We continue to share a collection of charts that we hope you find relevant in understanding the current investment climate.
This month’s Chartbook shows the following:
- To cope with the COVID-19 tragedy, the Federal Deficit exploded sending overall Federal Debt to record levels. Our government spent enormous amounts to keep the economy running. However, due to the panic and the shutdown of many businesses, much of this newly minted cash wasn’t fully spent, holding back transactional velocity thus economic activity.
- Now, with the vaccines, America is starting to return to normal. There are clear signs that economic activity is rebounding along with some corresponding inflation
- While interest rates dropped to historic lows during the worst of the COVID-19 panic last summer, the yield on the 10-year U.S. Treasury bond is now back to Pre-COVID levels. This rise has recently been concerning, but interest rates are still extremely low. Rising from 0.4% back to just under 1.5%.

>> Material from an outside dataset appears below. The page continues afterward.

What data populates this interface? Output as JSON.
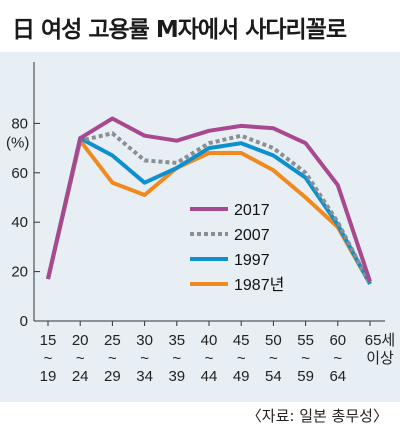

With another stimulus package coming from Congress and the return to normal economic activity, it is going to be important to watch how all of this government spending affects consumer spending, inflation, interest rates, and stock prices. A modest rise in inflation and hence, interest rates, should not be a threat to the stock markets. It may be a positive sign of the return to economic growth.
As always, know what you own, do no overinvest, and stick with quality.